Healthier 2008 sponsors include Abbott Laboratories, Allstate, American Honda, Anheuser-Busch (since acquired by InBev), Chase Foundation, Colgate-Palmolive, Continental Airlines, Entergy, FedEx, Ford, Home Depot, Johnson & Johnson, PepsiCo, Pfizer, UPS Foundation and Wal-Mart.
At the event, Colgate-Palmolive accepted a “corporate excellence” award, prompting NLPC to ask the company to give it back. In a letter to Reuben Mark, the company’s Chairman, NLPC President Peter Flaherty called the award “a dubious honor indeed.”

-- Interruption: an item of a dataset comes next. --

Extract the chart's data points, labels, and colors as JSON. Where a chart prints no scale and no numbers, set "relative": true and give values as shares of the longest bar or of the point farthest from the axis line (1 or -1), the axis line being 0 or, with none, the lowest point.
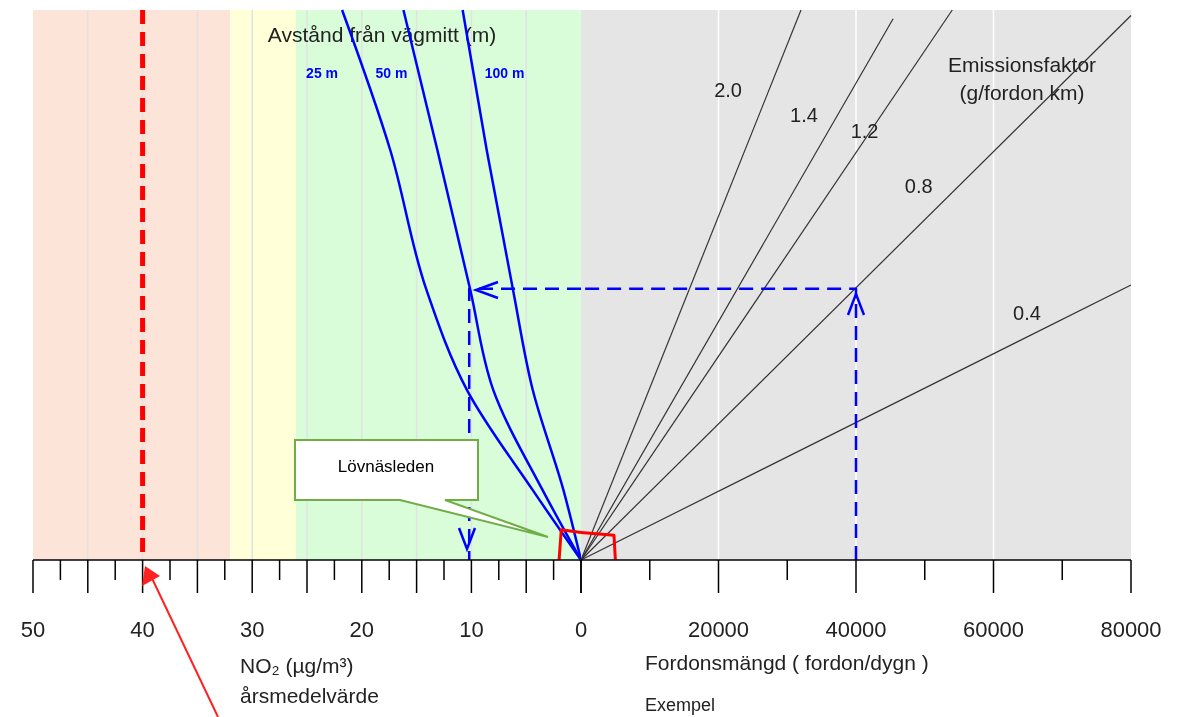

In an April 22 letter defending the award, Mark asserted that the NAN convention was “broadly attended by a number of elected officials and many current and past leaders of the U.S. civil rights movement.” The letter did not, however, mention Sharpton’s name once. (The conference program listed a session titled “The Future of Black Politics.” The sole participant was identified as indicted Rep. William Jefferson.)
Flaherty pressed the issue at the Colgate-Palmolive annual meeting in New York City a few weeks later. He confronted Mark directly, “If Colgate is so proud of this award, why can’t you bring yourself to use Sharpton’s name?” Mark refused to answer, prompting Flaherty to taunt, “Why not, aren’t you the Chairman?”
CEO Ian Cook jumped in and said he would answer. After a long-winded nonresponse, Flaherty asked, “OK then, tell us how much shareholders’ money went to Sharpton?” Cook said it was a “modest” amount but refused to specify. Finally, after more prodding by Flaherty, Cook said it was $50,000.